Watching, programmed and breaking

When I was little, small enough my reading ability was mostly looking at pictures and the recognition of a few words, I had a fantasy. Most of the reading I did was done by Mom or Dad, the books and stories they often read, or even many of the stories I watched on TV showed woman in love. They had false images of pretty princess, and handsome princes. When I was that young, I dreamed that there was a prince out there for me. I would find him and we would know just by looking at each other. This fancy stayed with me as long as I have lived, even today at the back of some thoughts (though very different from that little girl having stories read to her in her hospital bed) I can some times find that joyous little fantasy.
In time I got older, I watched everyone it seems get there first boyfriend/girl friend and I even turned down one young fella, cause I was moving in a few weeks. I felt then that when I got to my shining new living place I could find someone. AT this time my fantasy had changed from handsome prince, who I would live happily ever after with, to cute boy on the Volley ball team, whom I would have fun with. But the thought really wasn't different at all. I was still living in a world of perfection in fantasy.
Lessons hit hard, when I learnt cute boys were not the fantasy handsome princes. Boys were harsh and cruel, especially if the girl wasn't perfect.
As my adolescence advanced, I had comfortably moved to the idea of a boy that was nice, and enjoyed some of the things I do. But I maintain even after numerous rejections, that someone is there.
In my early twenties, things seemed more positive, university had a wealth of intelligent, fun loving boys around. But most of them had not left there high school ways behind yet.
Now toward the end of my twenties, I found hope beginning to diminish. The number of rejections grows with out cease. The courage to try grows weak, even the heart to look has almost been smothered. Then last night an evening that was to be fun, contained the repetitive conversation about what men are like. Looking for something they have been programmed to. I didn't fit. I felt listening to the conversation like I was watching my little candle of hope slowly being smothered.

By Sabrina - 12:49 p.m. |

Romantic perfectionism is a pretty common trait among a lot of shy people. The idea that they shouldn't bother to start a relationship with someone if you don't think it will lead to an ideal long-term relationship and that it would therefor be a waste of time or might prevent you from getting together with your ideal mate if you doo meet him or her.
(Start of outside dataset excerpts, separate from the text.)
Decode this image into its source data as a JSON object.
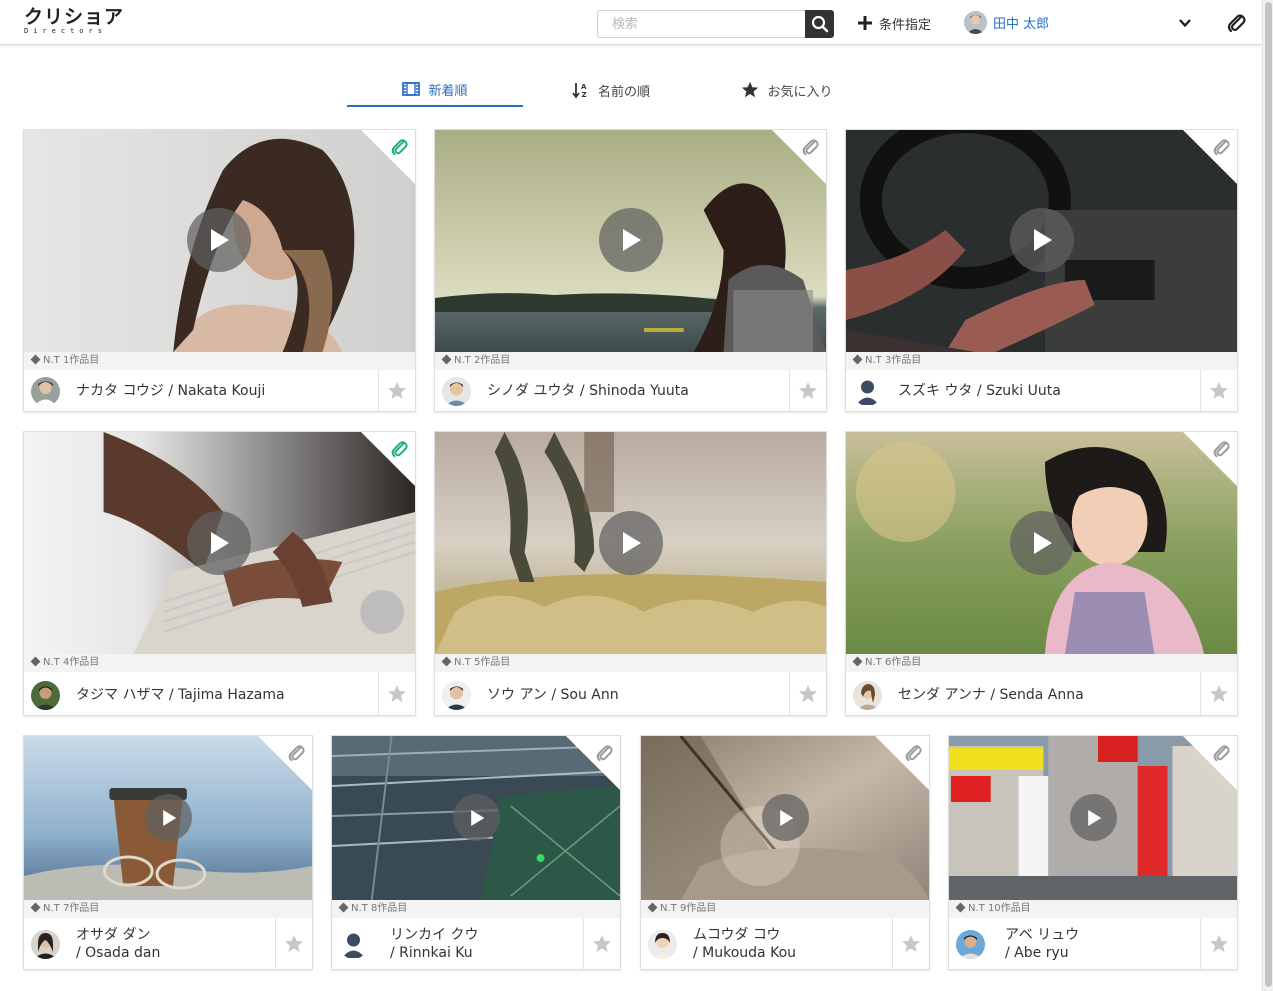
{
  "header": {
    "logo_main": "クリショア",
    "logo_sub": "Directors",
    "search_placeholder": "検索",
    "condition_label": "条件指定",
    "user_name": "田中 太郎"
  },
  "tabs": [
    {
      "label": "新着順",
      "icon": "film-icon",
      "active": true
    },
    {
      "label": "名前の順",
      "icon": "sort-az-icon",
      "active": false
    },
    {
      "label": "お気に入り",
      "icon": "star-icon",
      "active": false
    }
  ],
  "cards": [
    {
      "label": "N.T 1作品目",
      "name": "ナカタ コウジ / Nakata Kouji",
      "attachment_color": "#1bb08a"
    },
    {
      "label": "N.T 2作品目",
      "name": "シノダ ユウタ / Shinoda Yuuta",
      "attachment_color": "#9a9a9a"
    },
    {
      "label": "N.T 3作品目",
      "name": "スズキ ウタ / Szuki Uuta",
      "attachment_color": "#9a9a9a"
    },
    {
      "label": "N.T 4作品目",
      "name": "タジマ ハザマ / Tajima Hazama",
      "attachment_color": "#1bb08a"
    },
    {
      "label": "N.T 5作品目",
      "name": "ソウ アン / Sou Ann",
      "attachment_color": "#9a9a9a"
    },
    {
      "label": "N.T 6作品目",
      "name": "センダ アンナ / Senda Anna",
      "attachment_color": "#9a9a9a"
    },
    {
      "label": "N.T 7作品目",
      "name_line1": "オサダ ダン",
      "name_line2": "/ Osada dan",
      "attachment_color": "#9a9a9a"
    },
    {
      "label": "N.T 8作品目",
      "name_line1": "リンカイ クウ",
      "name_line2": "/ Rinnkai Ku",
      "attachment_color": "#9a9a9a"
    },
    {
      "label": "N.T 9作品目",
      "name_line1": "ムコウダ コウ",
      "name_line2": "/ Mukouda Kou",
      "attachment_color": "#9a9a9a"
    },
    {
      "label": "N.T 10作品目",
      "name_line1": "アベ リュウ",
      "name_line2": "/ Abe ryu",
      "attachment_color": "#9a9a9a"
    }
  ],
  "colors": {
    "accent": "#2a6fc9",
    "attachment_active": "#1bb08a"
  }
}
It's really another form of sheltering yourself from rejection, though.

I'm finding that people who are more comfortable with themselves are less demanding in their expections of perfection in other people. It's a funny paradox, but the key seems to be the simple Buddhist idea of self-acceptance.
When I was that age, and even there with you during the preteen hormonal tidal wave of hell, I still had those dreams.

I believe it was when I gave up a tiny part of those expectations and stopped desperately searching with standards that no human on the face of the planet could meet, that I found and met, then eventually married Shawn.

Now, neither of us is perfect. He's a large, round, hairy man, and I'm a large, round, lumpy female. People can turn their noses up at us all they want, but both of us are happy. And now a days, as I'm getting old and crotchety -- that's all that matters.